- Born: Sharon Rugel Long March 2, 1951 (age 75)
- Education: Harvey Mudd College California Institute of Technology (BS) Yale University (MS, PhD)
- Known for: bacterial-plant symbiosis
- Spouses: ; Harold McGee ​ ​(m. 1979; div. 2004)​ ; Gilbert Chu ​(m. 2008)​
- Children: 2
- Awards: Member of the National Academy of Sciences
- Scientific career
- Fields: Plant biology
- Institutions: Stanford University
- Thesis: Maturation and Germination Programs in Developing Embryos of Phaseolus (1979)
- Notable students: Giles Oldroyd
- Website: profiles.stanford.edu/sharon-long

= Sharon R. Long =

American plant biologist (born 1951)

Sharon Rugel Long (born March 2, 1951) is an American plant biologist. She is the Steere-Pfizer Professor of Biological Science in the Department of Biology at Stanford University, and the Principal Investigator of the Long Laboratory at Stanford.

Long studies the symbiosis between bacteria and plants, in particular the relationship of nitrogen-fixing bacteria to legumes. Her work has applications for energy conservation and sustainable agriculture.
She is a 1992 MacArthur Fellows Program recipient,
and became a Member of the National Academy of Sciences in 1993.

==Early life and education==
Sharon Rugel Long was born on to Harold Eugene and Florence Jean (Rugel) Long.
She attended George Washington High School in Denver, Colorado.
Long spent a year at Harvey Mudd College before becoming one of the first women to attend Caltech in September 1970. She completed a double major in biochemistry and French literature in the Independent Studies Program, and obtained her B.S. in 1973.

Long went on to study biochemistry and genetics at Yale, receiving her Ph.D. in 1979.
She began her research on plants and symbiosis while a postdoc at Frederick M Ausubel's lab at Harvard University.

==Career and research==
Long joined the Stanford University faculty in 1982 as an assistant professor, rising to associate professor in 1987, and full professor in 1992.
From 1994 to 2001, she was also an Investigator of the Howard Hughes Medical Institute.
She currently holds the Steere-Pfizer chair in Biological Sciences at Stanford.
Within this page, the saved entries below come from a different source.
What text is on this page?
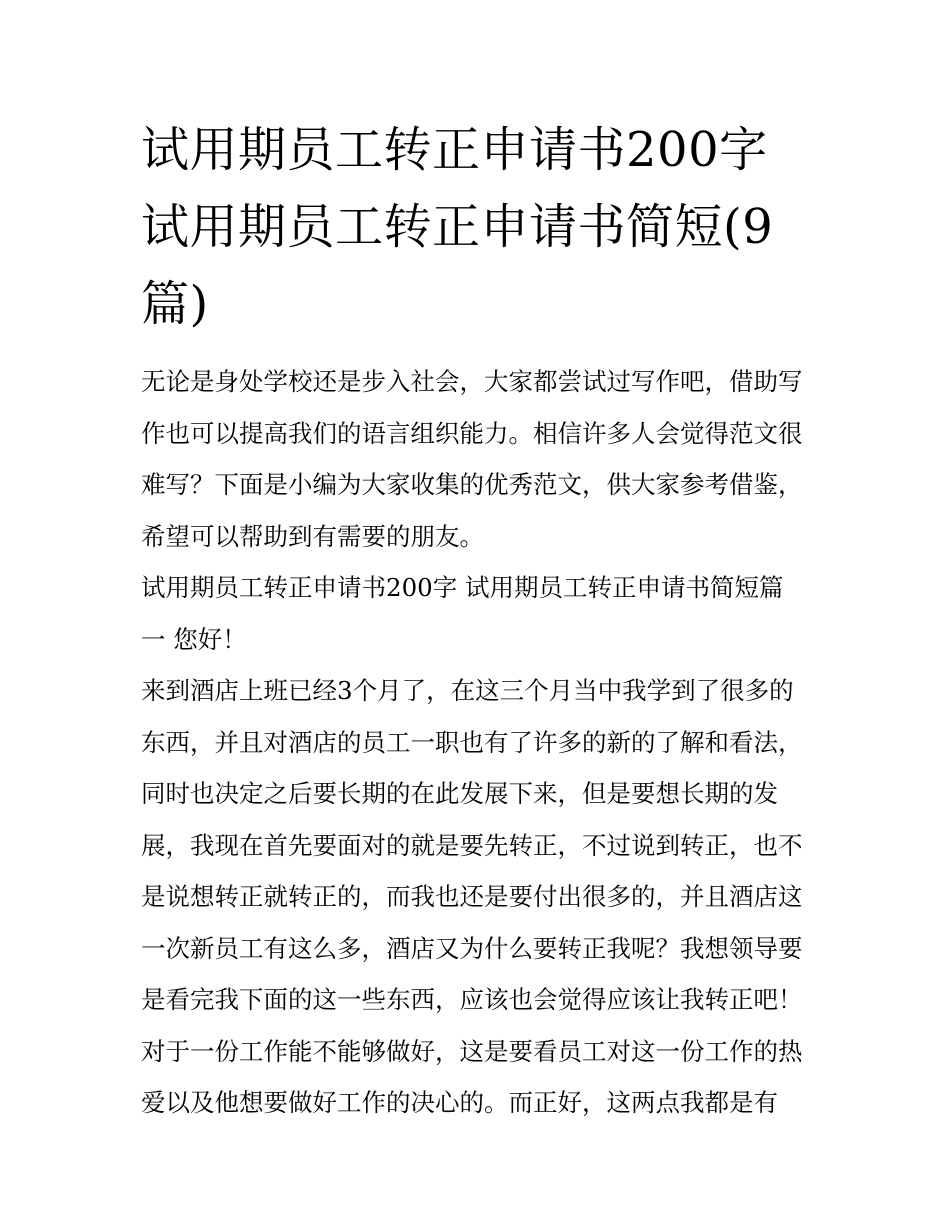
试用期员工转正申请书200字
试用期员工转正申请书简短(9
篇)
无论是身处学校还是步入社会，大家都尝试过写作吧，借助写
作也可以提高我们的语言组织能力。相信许多人会觉得范文很
难写？下面是小编为大家收集的优秀范文，供大家参考借鉴，
希望可以帮助到有需要的朋友。
试用期员工转正申请书200字 试用期员工转正申请书简短篇
一 您好！
来到酒店上班已经3个月了，在这三个月当中我学到了很多的
东西，并且对酒店的员工一职也有了许多的新的了解和看法，
同时也决定之后要长期的在此发展下来，但是要想长期的发
展，我现在首先要面对的就是要先转正，不过说到转正，也不
是说想转正就转正的，而我也还是要付出很多的，并且酒店这
一次新员工有这么多，酒店又为什么要转正我呢？我想领导要
是看完我下面的这一些东西，应该也会觉得应该让我转正吧！
对于一份工作能不能够做好，这是要看员工对这一份工作的热
爱以及他想要做好工作的决心的。而正好，这两点我都是有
She serves on the Board of Directors of Annual Reviews.

From 1993 to 1996, she was part of the National Research Council's Committee on Undergraduate Science Education.
She served as Dean of Humanities and Sciences at Stanford University from 2001 to 2007.

In September 2008 she was identified as one of 5 science advisors for Democratic presidential candidate Barack Obama. In 2011, she was appointed to the President's Committee on the National Medal of Science by President Obama.

Long identified and cloned genes that allow bacteria to find and enter certain plants in which they live symbiotically. She has examined the interactions of Rhizobium bacteria with legumes such as alfalfa, soybeans and peas, in which they enhance nitrogen production. She has genetically modified bacteria to make them more effective at entering host plants and producing nitrogen. Such initiatives may enable farmers to reduce nitrogen fertilizer use and runoff of fertilizer into local water supplies.

Her current research uses molecular, genetic, and biochemical techniques to study the early stages of symbiosis between Sinorhizobium meliloti and its host plants in the genus Medicago. Rhizobium cells recognize and form nodules on their plant hosts. Her group discovered that a flavone (luteolin) derived from alfalfa seed extracts is necessary for activation of nodulation genes (nod ABC) in Sinorhizobium meliloti. They proved that some nod genes encode enzymes that synthesize Nod Factor. They discovered that plant root hair cells show rapid ionic changes including calcium spiking in response to specific Nod Factors. With colleagues, they have identified plant genes for symbiosis, and correlated these with specific stages in nodule development.

===Selected publications===
- Peters, NK (1986). "A plant flavone, luteolin, induces expression of Rhizobium meliloti nodulation genes"
- Long, SR (1989). "Rhizobium-legume nodulation: life together in the underground"
- Schwedock, J (1990). "ATP sulphurylase activity of the nodP and nodQ gene products of Rhizobium meliloti"

===Awards and honors===
- 1984–1989, Presidential Young Investigator Award, National Science Foundation
- 1985, Shell Research Foundation Award
- 1989, Charles Albert Shull Award, American Society of Plant Physiology
- 1992, MacArthur Foundation Fellowship
- 1993, member, National Academy of Sciences
- 1994, fellow, American Academy of Arts and Sciences
- 2000, member, American Philosophical Society
- 2002, Wilbur Cross Medal in Biology, Yale Graduate School of Arts and Sciences (highest alumni honor)
- 2007, fellow, American Society of Plant Biologists
- 2019 Selman A. Waksman Award in Microbiology
- Recognized as a Pioneer Member of the American Society of Plant Biologists.

==Personal life==
Long married Harold James McGee on July 7, 1979, and divorced in 2004. They had two children.